Does someone have documentation / a code example h...
# singer-tap-development
j
Does someone have documentation / a code example how to copy over RDS/PSQL column comments over to another target (Snowflake, in our case)?
s
I don't think it's implemented in the Postgres tap and Snowflake target, but theoretically if the tap emits a schema message with
comment: <column_comment>
and the target had logic for adding the comment based on that schema property, then this would work out of the box. we did just add support for descriptions in the singer sdk, so maybe this is a future opportunity? cc/ @aaronsteers
j
@stephen_bailey Thanks for the information, I was thinking along the same lines in case there wasn’t something for this already. We’ll explore this further! For context: our product engineers are responsible for data sensitivity annotations. These annotations are stored in the PGs column comments. We’re planning to replicate those into our data warehouse so that we can anonymize the data according to that schema.
s
i have been thinking about this problem for a long time, and have annoyed the meltano team before 🙂 . it would be great to have standard vocabulary and implementation so that tap developers can annotate the catalog and data loaders can pass them in a standard format. i know that postgres does not have column tags, but are you thinking of using object tags in snowflake?
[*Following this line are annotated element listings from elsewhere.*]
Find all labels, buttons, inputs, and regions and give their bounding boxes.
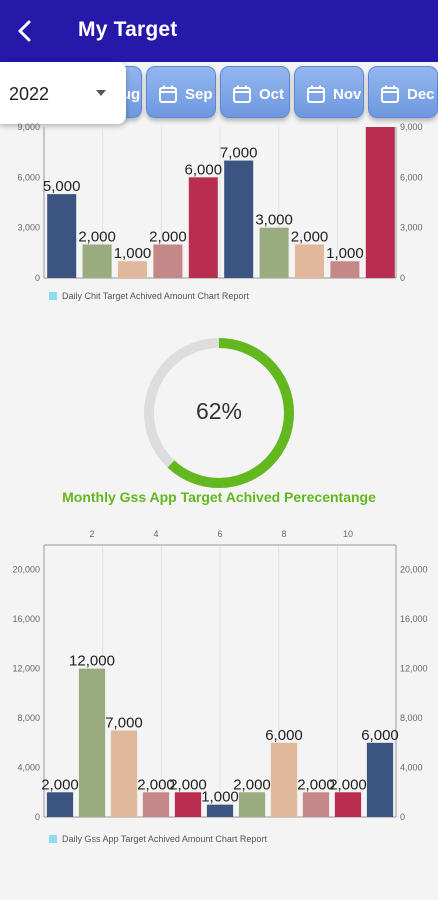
x-tick-label: 6 (217, 529, 222, 539)
back-arrow-icon[interactable] (14, 18, 36, 44)
bar (188, 177, 218, 278)
daily-gss-app-target-bar-chart: 0 0 4,000 4,000 8,000 8,000 12,000 12,000 16,000… (12, 529, 428, 844)
x-tick-label: 4 (153, 529, 158, 539)
bar-value-label: 6,000 (361, 727, 399, 744)
month-button-oct[interactable]: Oct (220, 66, 290, 118)
bar (153, 244, 183, 278)
bar (334, 792, 362, 817)
calendar-icon (233, 85, 251, 103)
bar-value-label: 2,000 (291, 228, 329, 245)
month-label: Dec (407, 86, 435, 103)
bar-value-label: 12,000 (69, 653, 115, 670)
y-tick-label: 20,000 (12, 565, 40, 575)
bar (238, 792, 266, 817)
x-tick-label: 2 (89, 529, 94, 539)
gauge-caption: Monthly Gss App Target Achived Perecenta… (62, 489, 376, 505)
monthly-target-gauge (144, 338, 294, 488)
y-tick-label: 3,000 (17, 223, 40, 233)
bar-value-label: 2,000 (169, 776, 207, 793)
month-button-sep[interactable]: Sep (146, 66, 216, 118)
bar-value-label: 3,000 (255, 212, 293, 229)
calendar-icon (381, 85, 399, 103)
bar-value-label: 2,000 (149, 228, 187, 245)
legend-label: Daily Gss App Target Achived Amount Char… (62, 834, 267, 844)
bar (330, 261, 360, 278)
y-tick-label-right: 12,000 (400, 664, 428, 674)
year-dropdown[interactable]: 2022 (0, 62, 126, 124)
y-tick-label: 0 (35, 812, 40, 822)
bar-value-label: 2,000 (41, 776, 79, 793)
month-label: Sep (185, 86, 213, 103)
chevron-down-icon (96, 90, 106, 96)
bar-value-label: 1,000 (326, 245, 364, 262)
bar (142, 792, 170, 817)
bar (46, 792, 74, 817)
bar-value-label: 1,000 (114, 245, 152, 262)
bar (174, 792, 202, 817)
y-tick-label: 16,000 (12, 614, 40, 624)
bar (82, 244, 112, 278)
bar (302, 792, 330, 817)
month-button-dec[interactable]: Dec (368, 66, 438, 118)
year-value: 2022 (9, 84, 50, 104)
y-tick-label: 12,000 (12, 664, 40, 674)
bar (206, 804, 234, 817)
bar-value-label: 5,000 (43, 178, 81, 195)
y-tick-label: 0 (35, 273, 40, 283)
gauge-percentage: 62% (195, 398, 243, 424)
month-label: Oct (259, 86, 285, 103)
bar-value-label: 7,000 (220, 145, 258, 162)
bar-value-label: 2,000 (233, 776, 271, 793)
y-tick-label-right: 4,000 (400, 763, 423, 773)
y-tick-label-right: 3,000 (400, 223, 423, 233)
y-tick-label-right: 9,000 (400, 122, 423, 132)
bar (47, 194, 77, 278)
bar-value-label: 6,000 (265, 727, 303, 744)
legend-swatch (49, 292, 57, 300)
month-button-nov[interactable]: Nov (294, 66, 364, 118)
bar (294, 244, 325, 278)
bar-value-label: 1,000 (201, 789, 239, 806)
bar (366, 742, 394, 817)
daily-chit-target-bar-chart: 0 0 3,000 3,000 6,000 6,000 9,000 9,000 5,000 2,0… (17, 122, 423, 301)
y-tick-label-right: 6,000 (400, 172, 423, 182)
legend-label: Daily Chit Target Achived Amount Chart R… (62, 291, 249, 301)
calendar-icon (307, 85, 325, 103)
bar-value-label: 2,000 (137, 776, 175, 793)
bar (259, 227, 289, 278)
bar-value-label: 2,000 (329, 776, 367, 793)
bar-value-label: 2,000 (297, 776, 335, 793)
bar (224, 160, 254, 278)
y-tick-label-right: 0 (400, 273, 405, 283)
y-tick-label-right: 20,000 (400, 565, 428, 575)
y-tick-label-right: 0 (400, 812, 405, 822)
gauge-progress-arc (144, 338, 294, 488)
bar (117, 261, 148, 278)
x-tick-label: 10 (343, 529, 353, 539)
y-tick-label-right: 8,000 (400, 713, 423, 723)
x-tick-label: 8 (281, 529, 286, 539)
y-tick-label: 8,000 (17, 713, 40, 723)
y-tick-label: 4,000 (17, 763, 40, 773)
bar (110, 730, 138, 817)
bar (270, 742, 298, 817)
month-label: Nov (333, 86, 362, 103)
bar (365, 127, 395, 278)
bar-value-label: 2,000 (78, 228, 116, 245)
y-tick-label: 6,000 (17, 172, 40, 182)
app-bar: My Target (0, 0, 438, 62)
month-button-strip: Aug Sep Oct Nov Dec (0, 64, 438, 122)
y-tick-label-right: 16,000 (400, 614, 428, 624)
bar (78, 668, 106, 817)
bar-value-label: 7,000 (105, 714, 143, 731)
legend-swatch (49, 835, 57, 843)
bar-value-label: 6,000 (185, 161, 223, 178)
y-tick-label: 9,000 (17, 122, 40, 132)
calendar-icon (159, 85, 177, 103)
page-title: My Target (78, 18, 178, 41)
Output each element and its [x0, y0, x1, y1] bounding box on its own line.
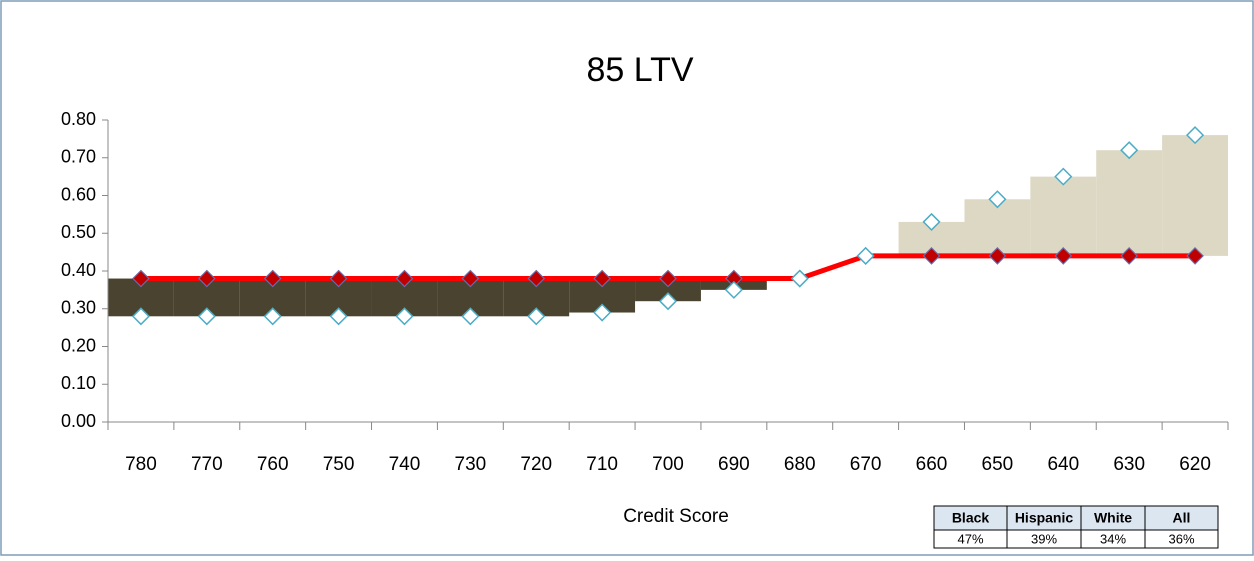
x-tick-label: 700	[652, 454, 684, 475]
marker	[461, 307, 480, 326]
y-tick-label: 0.00	[61, 411, 96, 431]
shade	[964, 199, 1031, 256]
marker	[197, 307, 216, 326]
table-value: 39%	[1031, 531, 1057, 546]
marker	[1120, 141, 1139, 160]
x-tick-label: 730	[455, 454, 487, 475]
marker	[132, 269, 150, 288]
table-header: Hispanic	[1015, 510, 1074, 526]
x-tick-label: 630	[1113, 454, 1145, 475]
y-tick-label: 0.40	[61, 260, 96, 280]
x-tick-label: 720	[520, 454, 552, 475]
shade	[1162, 135, 1228, 256]
x-tick-label: 710	[586, 454, 618, 475]
x-tick-label: 740	[389, 454, 421, 475]
marker	[1054, 247, 1073, 265]
y-tick-label: 0.80	[61, 109, 96, 129]
marker	[329, 269, 348, 288]
shade	[1096, 150, 1163, 256]
marker	[988, 247, 1007, 265]
shade	[1030, 176, 1097, 256]
marker	[658, 292, 678, 311]
table-cell	[1144, 529, 1219, 549]
marker	[527, 269, 546, 288]
marker	[790, 269, 809, 288]
table-header: All	[1173, 510, 1191, 526]
chart-title: 85 LTV	[586, 51, 693, 89]
marker	[1186, 247, 1204, 265]
marker	[1054, 167, 1073, 186]
table-header: White	[1094, 510, 1132, 526]
table-value: 34%	[1100, 531, 1126, 546]
table-value: 36%	[1168, 531, 1194, 546]
marker	[395, 269, 414, 288]
x-tick-label: 770	[191, 454, 223, 475]
x-tick-label: 620	[1179, 454, 1211, 475]
x-tick-label: 680	[784, 454, 816, 475]
marker	[527, 307, 546, 326]
marker	[593, 269, 611, 288]
marker	[263, 307, 282, 326]
x-axis-label: Credit Score	[623, 506, 729, 527]
marker	[856, 246, 875, 265]
marker	[1120, 247, 1139, 265]
marker	[461, 269, 480, 288]
marker	[197, 269, 216, 288]
shade	[635, 278, 701, 302]
y-tick-label: 0.10	[61, 373, 96, 393]
marker	[263, 269, 282, 288]
x-tick-label: 660	[916, 454, 948, 475]
marker	[395, 307, 414, 326]
x-tick-label: 670	[850, 454, 882, 475]
table-header-cell	[1006, 505, 1082, 531]
y-tick-label: 0.50	[61, 222, 96, 242]
y-tick-label: 0.20	[61, 335, 96, 355]
table-header: Black	[952, 510, 990, 526]
marker	[659, 269, 677, 288]
marker	[724, 280, 743, 299]
marker	[1185, 126, 1205, 145]
x-tick-label: 780	[125, 454, 157, 475]
y-tick-label: 0.60	[61, 184, 96, 204]
x-tick-label: 640	[1047, 454, 1079, 475]
marker	[988, 190, 1007, 209]
marker	[922, 212, 941, 231]
x-tick-label: 760	[257, 454, 289, 475]
y-tick-label: 0.70	[61, 147, 96, 167]
marker	[131, 307, 151, 326]
table-value: 47%	[957, 531, 983, 546]
marker	[922, 247, 941, 265]
legend-table: Black 47% Hispanic 39% White 34% All 36%	[933, 505, 1219, 549]
marker	[329, 307, 348, 326]
table-header-cell	[933, 505, 1008, 531]
x-tick-label: 750	[323, 454, 355, 475]
x-tick-label: 650	[982, 454, 1014, 475]
x-tick-label: 690	[718, 454, 750, 475]
y-tick-label: 0.30	[61, 298, 96, 318]
marker	[593, 303, 612, 322]
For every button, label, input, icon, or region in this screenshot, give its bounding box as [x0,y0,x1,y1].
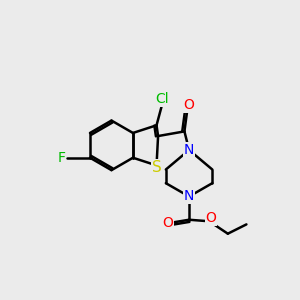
Text: Cl: Cl [156,92,170,106]
Text: O: O [205,211,216,225]
Text: F: F [57,151,65,165]
Text: S: S [152,160,161,175]
Text: N: N [184,143,194,157]
Text: O: O [162,216,173,230]
Text: N: N [184,190,194,203]
Text: O: O [184,98,194,112]
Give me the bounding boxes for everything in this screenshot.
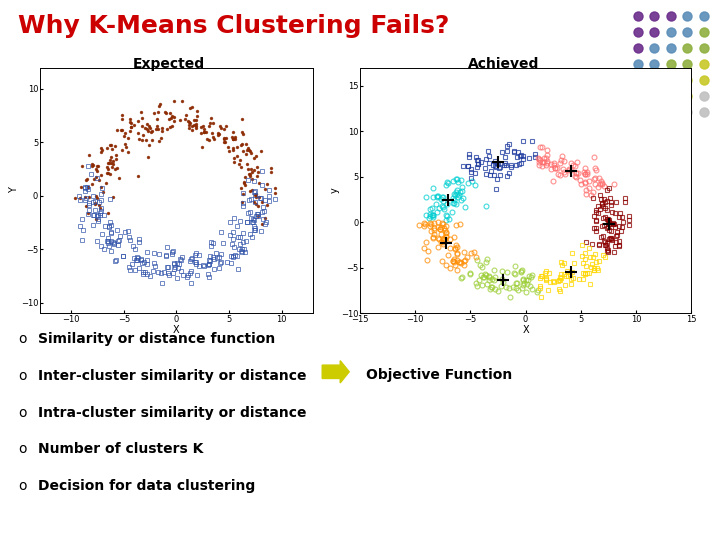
Text: Number of clusters K: Number of clusters K xyxy=(38,442,204,456)
Text: Inter-cluster similarity or distance: Inter-cluster similarity or distance xyxy=(38,369,307,383)
Text: Expected: Expected xyxy=(133,57,205,71)
Text: o: o xyxy=(18,442,27,456)
Text: o: o xyxy=(18,369,27,383)
Text: Intra-cluster similarity or distance: Intra-cluster similarity or distance xyxy=(38,406,307,420)
Text: Achieved: Achieved xyxy=(468,57,540,71)
Text: o: o xyxy=(18,479,27,493)
X-axis label: X: X xyxy=(173,325,180,335)
Y-axis label: Y: Y xyxy=(9,187,19,193)
Text: o: o xyxy=(18,406,27,420)
Y-axis label: y: y xyxy=(330,187,340,193)
Text: Objective Function: Objective Function xyxy=(366,368,512,382)
X-axis label: X: X xyxy=(522,325,529,335)
Text: Decision for data clustering: Decision for data clustering xyxy=(38,479,256,493)
Text: Why K-Means Clustering Fails?: Why K-Means Clustering Fails? xyxy=(18,14,449,37)
Text: Similarity or distance function: Similarity or distance function xyxy=(38,332,276,346)
Text: o: o xyxy=(18,332,27,346)
FancyArrow shape xyxy=(323,361,349,383)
do your postgres comments look something like:
person address. @PII
or some similar annotation to flag tags?
j
It comes from this gem: https://github.com/Hacker0x01/data_classification. We store it in a JSON blob in the comments, like:
Copy code
{
  "tags": [
    "classification:confidential"
  ]
}
I was thinking to simply copy the comments to Snowflake and then parse them in an Airflow DAG or with dbt (although I’m not sure how trivial table reflection is with dbt). We ingest the entire database into Snowflake and then create an anonymized dataset for our product and engineering members to visualize data in Looker. For other pipelines like machine learning and our “gold” tier data, we use manual code review to avoid sensitive data to end up there (since we’re in full control of that).
Early thinking though!
a
Hi, @jobert_abma. Would you mind logging an issue on this topic if we don't have one already, or perhaps a couple? 😉 A few things we can do: 1. Tap developers can annotate their JSON schema during discovery. 2. Target developers can look for markers in the JSON Schema and use those markers to annotate the target columns. 3. We can optionally start with the
description
property in JSON schema since we've recently improved support there in the SDK, and/or we can look at using other types of markers. 4. The tap's catalog could also (optionally) be used in autogenerating sources.yml for dbt. (This one already has an issue but I don't have the link handy.) Seems like the first and second items are the best next steps if we wanted to get this rolling. 3 and 4 are probably just icing on the cake. Wdyt?